Pomnik

 

 

   Spacerując ulicami miasta zauważyłem, że  jacyś wandale (jak początkowo sądziłem) pozrywali z   pomnika, wzniesionego jeszcze przez komuchów bohaterskiej Armii Czerwonej (tak ją określano w historii komuszej),  mosiężne tablice o powyższym informujące. Sądząc, że tablice zostały skradzione przez handlarzy złomem,  już chciałem na miejsce zdarzenia ściągać policję, na szczęście w drodze do komisariatu, spotkałem znajomego policjanta, który pomysł ten wybił mi z głowy. Wyjaśnił mi, że tablice pozrywano na polecenie władz miejskich, w ramach ogólnopolskiej akcji dekomunizacji i desowietyzacji pomników i nazw ulic.
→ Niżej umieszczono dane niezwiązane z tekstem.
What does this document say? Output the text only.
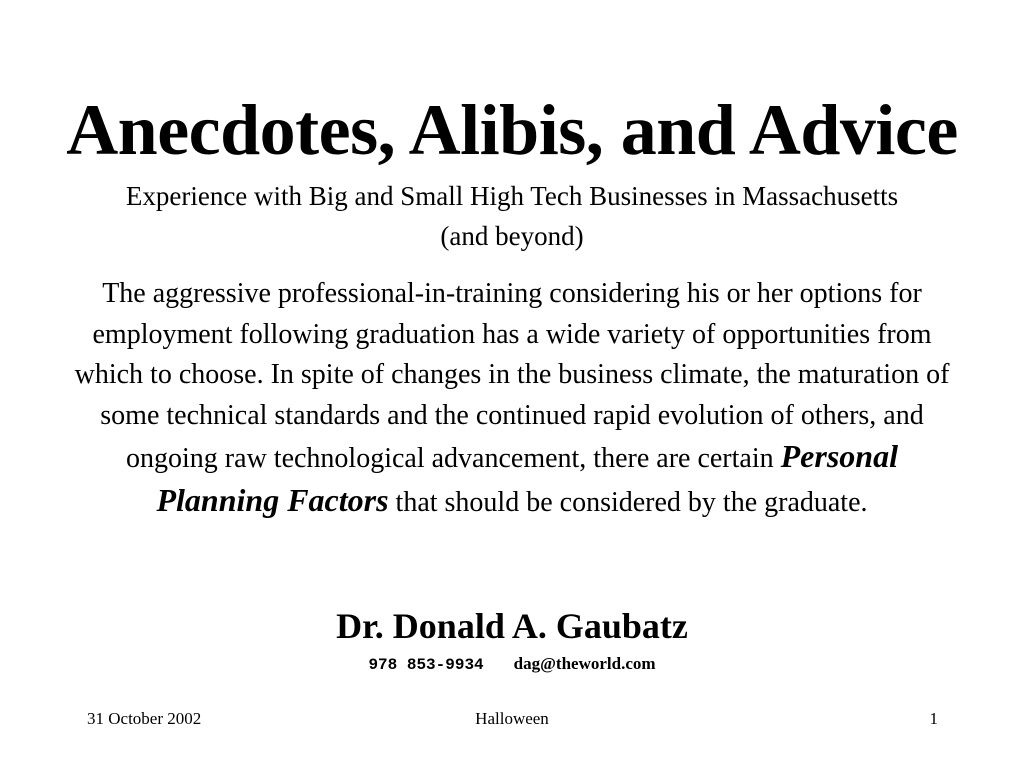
Anecdotes, Alibis, and Advice
Experience with Big and Small High Tech Businesses in Massachusetts
(and beyond)
The aggressive professional-in-training considering his or her options for employment following graduation has a wide variety of opportunities from which to choose. In spite of changes in the business climate, the maturation of some technical standards and the continued rapid evolution of others, and ongoing raw technological advancement, there are certain Personal Planning Factors that should be considered by the graduate.
Dr. Donald A. Gaubatz
978 853-9934 dag@theworld.com
31 October 2002	Halloween	1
   Pewien powiatowy polityk, jeden z pomysłodawców skasowania pomnika, wyjaśnił mi, że  monument został omyłkowo wystawiony nie tej armii co trzeba, co dopiero od niedawna stało się oczywiste. Jeśli Armia Czerwona okazała się być wredną okupacyjną zarazą, a nie jak to twierdziły wcześniej  komuchy, bohaterską wyzwolicielką  spod hitlerowskiego jarzma,  to rzecz jasna obelisk należało okaleczyć, dzięki czemu sprawiedliwości dziejowej stało się zadość.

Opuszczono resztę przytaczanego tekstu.